Les associations s’opposent au tri des personnes sans-abri

Lutte contre les exclusions

Les associations de solidarité demandent à être reçues et entendues par le président de la République.

Le ministre de l’Intérieur et le ministre de la Cohésion des territoires ont réuni, le 8 décembre, les associations nationales d’hébergement et de lutte contre l’exclusion pour leur présenter le projet gouvernemental d’examen de la situation administrative des étrangers présents dans les centres d’hébergement accueillant les sans-abri.
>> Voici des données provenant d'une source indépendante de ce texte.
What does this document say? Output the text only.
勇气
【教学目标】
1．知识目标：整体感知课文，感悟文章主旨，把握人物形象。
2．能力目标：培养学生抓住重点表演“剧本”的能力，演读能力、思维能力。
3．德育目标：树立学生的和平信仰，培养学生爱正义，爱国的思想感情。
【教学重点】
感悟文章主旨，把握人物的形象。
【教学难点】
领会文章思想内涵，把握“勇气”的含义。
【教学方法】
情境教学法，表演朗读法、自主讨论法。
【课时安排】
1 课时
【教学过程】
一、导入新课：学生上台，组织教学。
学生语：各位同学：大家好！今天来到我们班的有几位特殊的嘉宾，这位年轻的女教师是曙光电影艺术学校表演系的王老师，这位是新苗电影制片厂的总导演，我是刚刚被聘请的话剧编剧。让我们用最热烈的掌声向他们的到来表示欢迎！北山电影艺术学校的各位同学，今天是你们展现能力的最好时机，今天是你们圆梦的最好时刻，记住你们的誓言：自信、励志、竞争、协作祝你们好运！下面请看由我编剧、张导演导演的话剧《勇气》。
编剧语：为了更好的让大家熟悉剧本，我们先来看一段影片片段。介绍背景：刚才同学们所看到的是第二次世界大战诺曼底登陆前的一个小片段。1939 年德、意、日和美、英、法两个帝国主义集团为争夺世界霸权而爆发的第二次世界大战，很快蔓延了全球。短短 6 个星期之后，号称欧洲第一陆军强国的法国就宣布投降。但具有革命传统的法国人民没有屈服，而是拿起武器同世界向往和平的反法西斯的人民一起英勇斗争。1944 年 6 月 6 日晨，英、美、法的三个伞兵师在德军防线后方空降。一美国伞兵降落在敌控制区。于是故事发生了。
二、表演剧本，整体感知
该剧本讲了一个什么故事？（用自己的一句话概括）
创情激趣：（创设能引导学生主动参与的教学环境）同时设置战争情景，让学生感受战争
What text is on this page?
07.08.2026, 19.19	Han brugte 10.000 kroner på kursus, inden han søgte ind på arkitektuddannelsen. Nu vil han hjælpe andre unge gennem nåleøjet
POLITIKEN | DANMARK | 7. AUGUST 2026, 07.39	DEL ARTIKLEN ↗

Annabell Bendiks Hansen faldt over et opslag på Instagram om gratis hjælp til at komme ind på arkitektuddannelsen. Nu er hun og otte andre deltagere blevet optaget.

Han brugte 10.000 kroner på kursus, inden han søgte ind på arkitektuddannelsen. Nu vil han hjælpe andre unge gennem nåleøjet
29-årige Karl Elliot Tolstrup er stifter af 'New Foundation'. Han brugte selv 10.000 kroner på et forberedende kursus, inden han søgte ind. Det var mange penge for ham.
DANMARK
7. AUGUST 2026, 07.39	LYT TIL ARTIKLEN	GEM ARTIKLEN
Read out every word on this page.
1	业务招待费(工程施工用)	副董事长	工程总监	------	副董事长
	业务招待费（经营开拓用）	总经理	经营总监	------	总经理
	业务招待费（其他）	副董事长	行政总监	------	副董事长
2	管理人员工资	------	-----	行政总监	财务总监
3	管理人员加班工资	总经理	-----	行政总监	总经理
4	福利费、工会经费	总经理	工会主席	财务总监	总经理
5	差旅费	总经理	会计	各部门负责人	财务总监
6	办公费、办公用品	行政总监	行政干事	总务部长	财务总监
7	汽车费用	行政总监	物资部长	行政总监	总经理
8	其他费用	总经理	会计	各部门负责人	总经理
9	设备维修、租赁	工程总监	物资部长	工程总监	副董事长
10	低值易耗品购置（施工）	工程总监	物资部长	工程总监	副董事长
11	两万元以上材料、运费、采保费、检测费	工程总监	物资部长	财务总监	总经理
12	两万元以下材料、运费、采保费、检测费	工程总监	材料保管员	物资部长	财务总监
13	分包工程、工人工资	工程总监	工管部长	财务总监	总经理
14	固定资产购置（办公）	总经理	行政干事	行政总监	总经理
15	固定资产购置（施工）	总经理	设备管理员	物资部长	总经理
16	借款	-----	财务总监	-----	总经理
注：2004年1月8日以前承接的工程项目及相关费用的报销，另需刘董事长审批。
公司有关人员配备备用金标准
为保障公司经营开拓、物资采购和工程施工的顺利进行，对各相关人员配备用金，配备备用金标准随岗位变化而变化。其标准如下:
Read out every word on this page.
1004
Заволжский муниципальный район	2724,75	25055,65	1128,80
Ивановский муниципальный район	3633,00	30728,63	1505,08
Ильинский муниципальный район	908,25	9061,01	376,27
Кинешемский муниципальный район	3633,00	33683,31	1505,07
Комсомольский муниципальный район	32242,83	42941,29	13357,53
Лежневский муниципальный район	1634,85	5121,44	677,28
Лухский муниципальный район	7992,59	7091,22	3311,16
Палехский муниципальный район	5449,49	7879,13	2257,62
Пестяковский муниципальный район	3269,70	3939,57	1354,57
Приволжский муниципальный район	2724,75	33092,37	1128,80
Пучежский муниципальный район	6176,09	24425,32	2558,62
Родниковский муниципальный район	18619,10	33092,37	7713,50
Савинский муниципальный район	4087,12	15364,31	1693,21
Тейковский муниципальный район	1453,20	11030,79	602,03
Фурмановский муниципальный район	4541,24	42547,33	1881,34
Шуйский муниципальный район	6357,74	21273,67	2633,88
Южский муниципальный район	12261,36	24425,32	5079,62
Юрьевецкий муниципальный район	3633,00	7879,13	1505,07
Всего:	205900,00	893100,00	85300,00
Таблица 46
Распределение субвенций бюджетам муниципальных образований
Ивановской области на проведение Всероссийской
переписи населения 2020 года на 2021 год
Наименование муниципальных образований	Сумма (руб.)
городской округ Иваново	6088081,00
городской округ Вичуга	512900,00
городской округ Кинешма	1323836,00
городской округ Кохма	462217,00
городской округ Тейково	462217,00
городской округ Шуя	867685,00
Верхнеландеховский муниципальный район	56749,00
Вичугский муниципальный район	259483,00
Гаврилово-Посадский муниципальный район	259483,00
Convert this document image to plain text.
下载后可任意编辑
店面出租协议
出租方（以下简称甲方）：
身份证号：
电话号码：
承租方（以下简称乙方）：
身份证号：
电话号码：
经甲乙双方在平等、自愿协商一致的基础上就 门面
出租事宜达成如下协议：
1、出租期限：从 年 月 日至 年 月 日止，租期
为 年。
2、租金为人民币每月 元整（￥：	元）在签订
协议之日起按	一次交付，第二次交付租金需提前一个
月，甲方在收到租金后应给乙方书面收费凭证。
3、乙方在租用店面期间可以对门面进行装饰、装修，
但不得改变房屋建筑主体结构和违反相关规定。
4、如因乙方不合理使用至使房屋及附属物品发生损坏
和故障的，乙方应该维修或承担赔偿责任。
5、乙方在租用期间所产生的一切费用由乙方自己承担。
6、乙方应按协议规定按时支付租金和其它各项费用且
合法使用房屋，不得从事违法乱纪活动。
Prévue par voie de circulaire, cette orientation répond à la volonté de l’Etat d’identifier, dans les centres d’hébergement, les personnes étrangères dont le statut administratif est précaire, notamment les personnes sous statut Dublin ou déboutées du droit d’asile. Des équipes mobiles, constituées d’agents de l’Office français de l’immigration et de l’intégration (OFII) et des préfectures, effectueront des visites de contrôle dans les centres d’hébergement.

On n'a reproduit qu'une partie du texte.